In 2004, she moved back home to Hollywood with her son. Since then, she’s been focused on providing for him and helping him grow. To enable her to be there for him, Willis worked part-time with the city government in Palmdale, Calif., beginning in 2007.
Fast forward to 2015, her son in high school and requiring much less supervision, Willis had become interested in moving from her part-time to a full-time position in a different department, but she would need a degree in information systems management. She researched online learning options and found Keller Graduate School of Management. She was intrigued by Keller’s mix of technology-powered learning tools and human faculty who care about each student and their academic outcome.

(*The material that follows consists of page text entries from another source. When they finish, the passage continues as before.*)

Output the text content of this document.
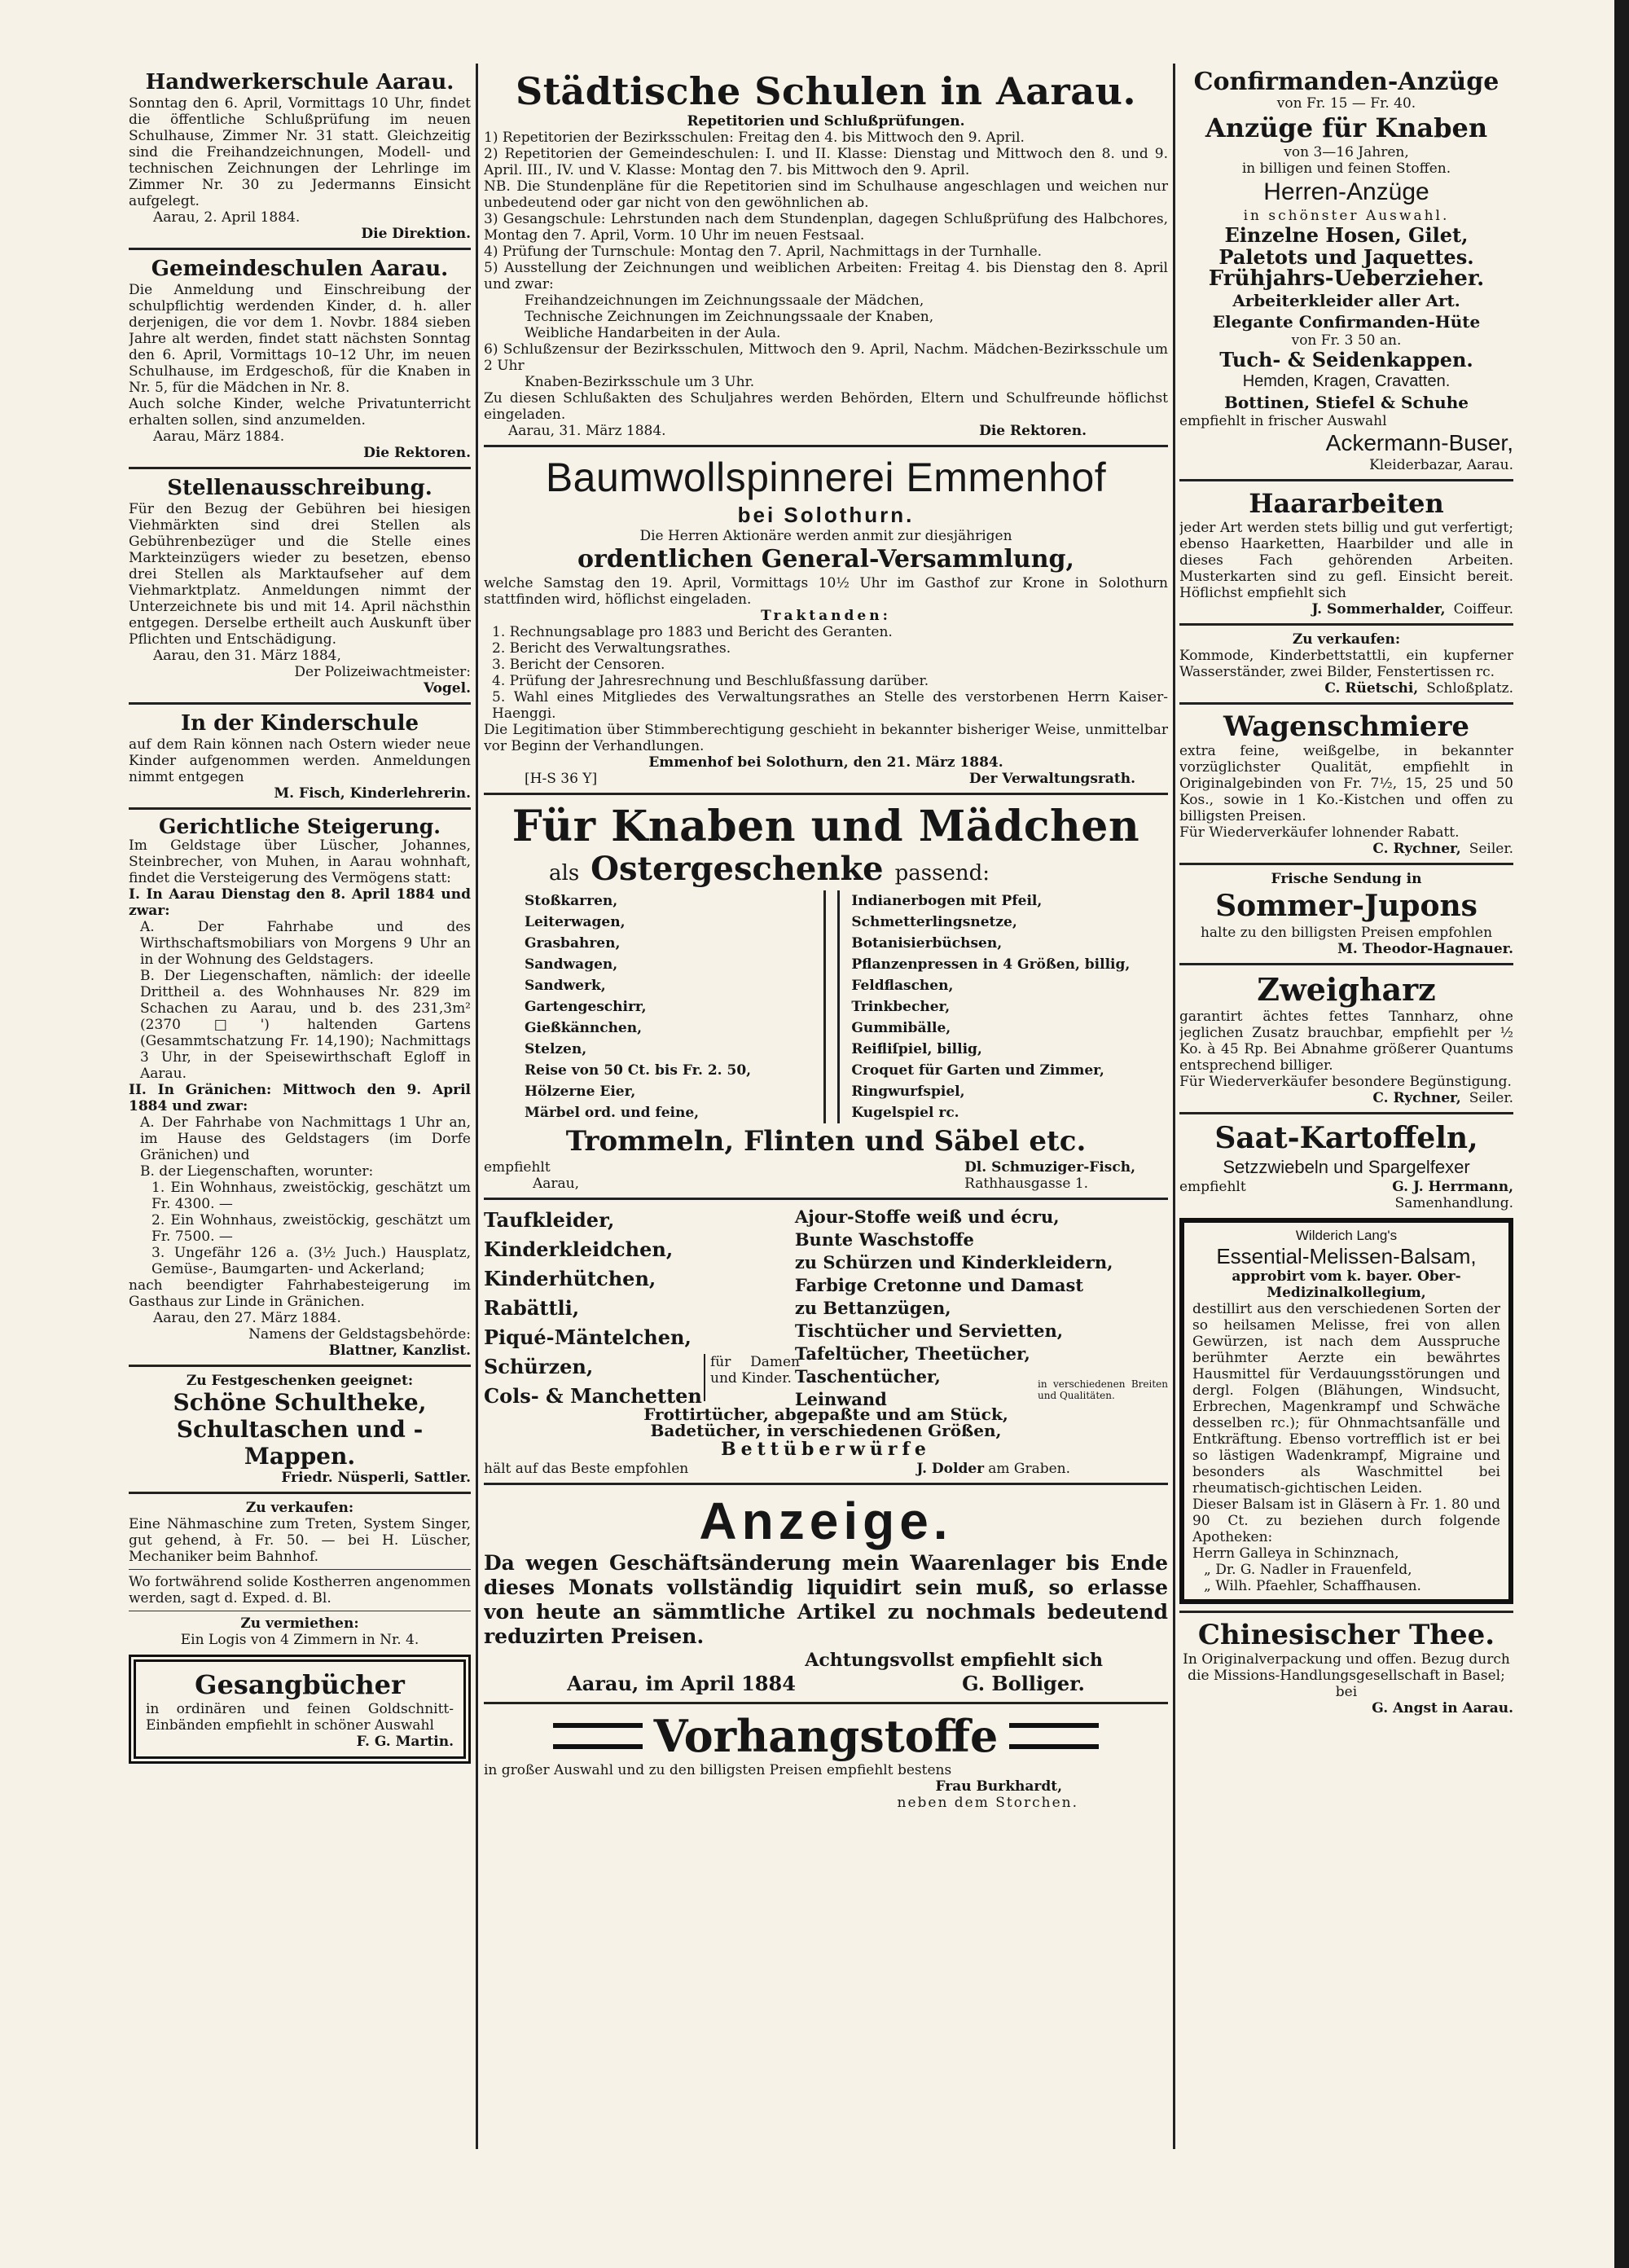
Handwerkerschule Aarau.

Sonntag den 6. April, Vormittags 10 Uhr, findet die öffentliche Schlußprüfung im neuen Schulhause, Zimmer Nr. 31 statt. Gleichzeitig sind die Freihandzeichnungen, Modell- und technischen Zeichnungen der Lehrlinge im Zimmer Nr. 30 zu Jedermanns Einsicht aufgelegt.

Aarau, 2. April 1884.

Die Direktion.
Gemeindeschulen Aarau.

Die Anmeldung und Einschreibung der schulpflichtig werdenden Kinder, d. h. aller derjenigen, die vor dem 1. Novbr. 1884 sieben Jahre alt werden, findet statt nächsten Sonntag den 6. April, Vormittags 10–12 Uhr, im neuen Schulhause, im Erdgeschoß, für die Knaben in Nr. 5, für die Mädchen in Nr. 8.

Auch solche Kinder, welche Privatunterricht erhalten sollen, sind anzumelden.

Aarau, März 1884.

Die Rektoren.
Stellenausschreibung.

Für den Bezug der Gebühren bei hiesigen Viehmärkten sind drei Stellen als Gebührenbezüger und die Stelle eines Markteinzügers wieder zu besetzen, ebenso drei Stellen als Marktaufseher auf dem Viehmarktplatz. Anmeldungen nimmt der Unterzeichnete bis und mit 14. April nächsthin entgegen. Derselbe ertheilt auch Auskunft über Pflichten und Entschädigung.

Aarau, den 31. März 1884,

Der Polizeiwachtmeister:
Vogel.
In der Kinderschule

auf dem Rain können nach Ostern wieder neue Kinder aufgenommen werden. Anmeldungen nimmt entgegen

M. Fisch, Kinderlehrerin.
Gerichtliche Steigerung.

Im Geldstage über Lüscher, Johannes, Steinbrecher, von Muhen, in Aarau wohnhaft, findet die Versteigerung des Vermögens statt:

I. In Aarau Dienstag den 8. April 1884 und zwar:

A. Der Fahrhabe und des Wirthschaftsmobiliars von Morgens 9 Uhr an in der Wohnung des Geldstagers.

B. Der Liegenschaften, nämlich: der ideelle Drittheil a. des Wohnhauses Nr. 829 im Schachen zu Aarau, und b. des 231,3m² (2370□') haltenden Gartens (Gesammtschatzung Fr. 14,190); Nachmittags 3 Uhr, in der Speisewirthschaft Egloff in Aarau.

II. In Gränichen: Mittwoch den 9. April 1884 und zwar:

A. Der Fahrhabe von Nachmittags 1 Uhr an, im Hause des Geldstagers (im Dorfe Gränichen) und

B. der Liegenschaften, worunter:

1. Ein Wohnhaus, zweistöckig, geschätzt um Fr. 4300. —

2. Ein Wohnhaus, zweistöckig, geschätzt um Fr. 7500. —

3. Ungefähr 126 a. (3½ Juch.) Hausplatz, Gemüse-, Baumgarten- und Ackerland;

nach beendigter Fahrhabesteigerung im Gasthaus zur Linde in Gränichen.

Aarau, den 27. März 1884.

Namens der Geldstagsbehörde:
Blattner, Kanzlist.
Zu Festgeschenken geeignet:
Schöne Schultheke, Schultaschen und -Mappen.
Friedr. Nüsperli, Sattler.
Zu verkaufen:

Eine Nähmaschine zum Treten, System Singer, gut gehend, à Fr. 50. — bei H. Lüscher, Mechaniker beim Bahnhof.

Wo fortwährend solide Kostherren angenommen werden, sagt d. Exped. d. Bl.

Zu vermiethen:

Ein Logis von 4 Zimmern in Nr. 4.

Gesangbücher

in ordinären und feinen Goldschnitt-Einbänden empfiehlt in schöner Auswahl

F. G. Martin.
Städtische Schulen in Aarau.
Repetitorien und Schlußprüfungen.

1) Repetitorien der Bezirksschulen: Freitag den 4. bis Mittwoch den 9. April.

2) Repetitorien der Gemeindeschulen: I. und II. Klasse: Dienstag und Mittwoch den 8. und 9. April. III., IV. und V. Klasse: Montag den 7. bis Mittwoch den 9. April.

NB. Die Stundenpläne für die Repetitorien sind im Schulhause angeschlagen und weichen nur unbedeutend oder gar nicht von den gewöhnlichen ab.

3) Gesangschule: Lehrstunden nach dem Stundenplan, dagegen Schlußprüfung des Halbchores, Montag den 7. April, Vorm. 10 Uhr im neuen Festsaal.

4) Prüfung der Turnschule: Montag den 7. April, Nachmittags in der Turnhalle.

5) Ausstellung der Zeichnungen und weiblichen Arbeiten: Freitag 4. bis Dienstag den 8. April und zwar:

Freihandzeichnungen im Zeichnungssaale der Mädchen,

Technische Zeichnungen im Zeichnungssaale der Knaben,

Weibliche Handarbeiten in der Aula.

6) Schlußzensur der Bezirksschulen, Mittwoch den 9. April, Nachm. Mädchen-Bezirksschule um 2 Uhr

Knaben-Bezirksschule um 3 Uhr.

Zu diesen Schlußakten des Schuljahres werden Behörden, Eltern und Schulfreunde höflichst eingeladen.

Aarau, 31. März 1884.	Die Rektoren.
Baumwollspinnerei Emmenhof
bei Solothurn.

Die Herren Aktionäre werden anmit zur diesjährigen

ordentlichen General-Versammlung,

welche Samstag den 19. April, Vormittags 10½ Uhr im Gasthof zur Krone in Solothurn stattfinden wird, höflichst eingeladen.

Traktanden:
1. Rechnungsablage pro 1883 und Bericht des Geranten.
2. Bericht des Verwaltungsrathes.
3. Bericht der Censoren.
4. Prüfung der Jahresrechnung und Beschlußfassung darüber.
5. Wahl eines Mitgliedes des Verwaltungsrathes an Stelle des verstorbenen Herrn Kaiser-Haenggi.

Die Legitimation über Stimmberechtigung geschieht in bekannter bisheriger Weise, unmittelbar vor Beginn der Verhandlungen.

Emmenhof bei Solothurn, den 21. März 1884.

[H-S 36 Y]	Der Verwaltungsrath.
Für Knaben und Mädchen
als Ostergeschenke passend:
Stoßkarren,
Leiterwagen,
Grasbahren,
Sandwagen,
Sandwerk,
Gartengeschirr,
Gießkännchen,
Stelzen,
Reise von 50 Ct. bis Fr. 2. 50,
Hölzerne Eier,
Märbel ord. und feine,
Indianerbogen mit Pfeil,
Schmetterlingsnetze,
Botanisierbüchsen,
Pflanzenpressen in 4 Größen, billig,
Feldflaschen,
Trinkbecher,
Gummibälle,
Reifliſpiel, billig,
Croquet für Garten und Zimmer,
Ringwurfspiel,
Kugelspiel rc.
Trommeln, Flinten und Säbel etc.
empfiehlt
Aarau,
Dl. Schmuziger-Fisch,
Rathhausgasse 1.
Taufkleider,
Kinderkleidchen,
Kinderhütchen,
Rabättli,
Piqué-Mäntelchen,
Schürzen,
Cols- & Manchetten
Ajour-Stoffe weiß und écru,
Bunte Waschstoffe
zu Schürzen und Kinderkleidern,
Farbige Cretonne und Damast
zu Bettanzügen,
Tischtücher und Servietten,
Tafeltücher, Theetücher,
Taschentücher,
Leinwand
für Damen und Kinder.	in verschiedenen Breiten und Qualitäten.

Frottirtücher, abgepaßte und am Stück,

Badetücher, in verschiedenen Größen,

Bettüberwürfe
hält auf das Beste empfohlen	J. Dolder am Graben.
Anzeige.

Da wegen Geschäftsänderung mein Waarenlager bis Ende dieses Monats vollständig liquidirt sein muß, so erlasse von heute an sämmtliche Artikel zu nochmals bedeutend reduzirten Preisen.

Achtungsvollst empfiehlt sich
Aarau, im April 1884	G. Bolliger.
Vorhangstoffe

in großer Auswahl und zu den billigsten Preisen empfiehlt bestens

Frau Burkhardt,
neben dem Storchen.
Confirmanden-Anzüge
von Fr. 15 — Fr. 40.
Anzüge für Knaben
von 3—16 Jahren,
in billigen und feinen Stoffen.
Herren-Anzüge
in schönster Auswahl.
Einzelne Hosen, Gilet, Paletots und Jaquettes.
Frühjahrs-Ueberzieher.
Arbeiterkleider aller Art.
Elegante Confirmanden-Hüte
von Fr. 3 50 an.
Tuch- & Seidenkappen.
Hemden, Kragen, Cravatten.
Bottinen, Stiefel & Schuhe
empfiehlt in frischer Auswahl
Ackermann-Buser,
Kleiderbazar, Aarau.
Haararbeiten

jeder Art werden stets billig und gut verfertigt; ebenso Haarketten, Haarbilder und alle in dieses Fach gehörenden Arbeiten. Musterkarten sind zu gefl. Einsicht bereit. Höflichst empfiehlt sich

J. Sommerhalder, Coiffeur.
Zu verkaufen:

Kommode, Kinderbettstattli, ein kupferner Wasserständer, zwei Bilder, Fenstertissen rc.

C. Rüetschi, Schloßplatz.
Wagenschmiere

extra feine, weißgelbe, in bekannter vorzüglichster Qualität, empfiehlt in Originalgebinden von Fr. 7½, 15, 25 und 50 Kos., sowie in 1 Ko.-Kistchen und offen zu billigsten Preisen.

Für Wiederverkäufer lohnender Rabatt.

C. Rychner, Seiler.
Frische Sendung in
Sommer-Jupons

halte zu den billigsten Preisen empfohlen

M. Theodor-Hagnauer.
Zweigharz

garantirt ächtes fettes Tannharz, ohne jeglichen Zusatz brauchbar, empfiehlt per ½ Ko. à 45 Rp. Bei Abnahme größerer Quantums entsprechend billiger.

Für Wiederverkäufer besondere Begünstigung.

C. Rychner, Seiler.
Saat-Kartoffeln,
Setzzwiebeln und Spargelfexer
empfiehlt	G. J. Herrmann,
Samenhandlung.
Wilderich Lang's
Essential-Melissen-Balsam,
approbirt vom k. bayer. Ober-Medizinalkollegium,

destillirt aus den verschiedenen Sorten der so heilsamen Melisse, frei von allen Gewürzen, ist nach dem Ausspruche berühmter Aerzte ein bewährtes Hausmittel für Verdauungsstörungen und dergl. Folgen (Blähungen, Windsucht, Erbrechen, Magenkrampf und Schwäche desselben rc.); für Ohnmachtsanfälle und Entkräftung. Ebenso vortrefflich ist er bei so lästigen Wadenkrampf, Migraine und besonders als Waschmittel bei rheumatisch-gichtischen Leiden.

Dieser Balsam ist in Gläsern à Fr. 1. 80 und 90 Ct. zu beziehen durch folgende Apotheken:

Herrn Galleya in Schinznach,

„ Dr. G. Nadler in Frauenfeld,

„ Wilh. Pfaehler, Schaffhausen.

Chinesischer Thee.

In Originalverpackung und offen. Bezug durch die Missions-Handlungsgesellschaft in Basel; bei

G. Angst in Aarau.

“I made a goal for myself that something has to change when Keishaun graduates high school and everything just came together how I planned it,” Willis says, ultimately beating that goal by nearly a full year before Keishaun graduates high school this spring. “I didn’t know what I wanted, but I knew I wanted more for me: money, independence, success.”
Degree in hand, she partnered with Keller’s Career Services Department to make the move from part-time admin to full-time software analyst. Career Services works closely with students to help them search for the career they want based on the education they’ve earned.
The role of Career Services depends on the needs of the person with whom they’re working, says DeVry/Keller’s director of career services, Eric Hellige. “Most people think working with Career Services is about getting a new job, but it can be about enhancing your current job, especially if you’re underemployed,” Hellige says. “What we do is about career advancement, whatever form that needs to take.”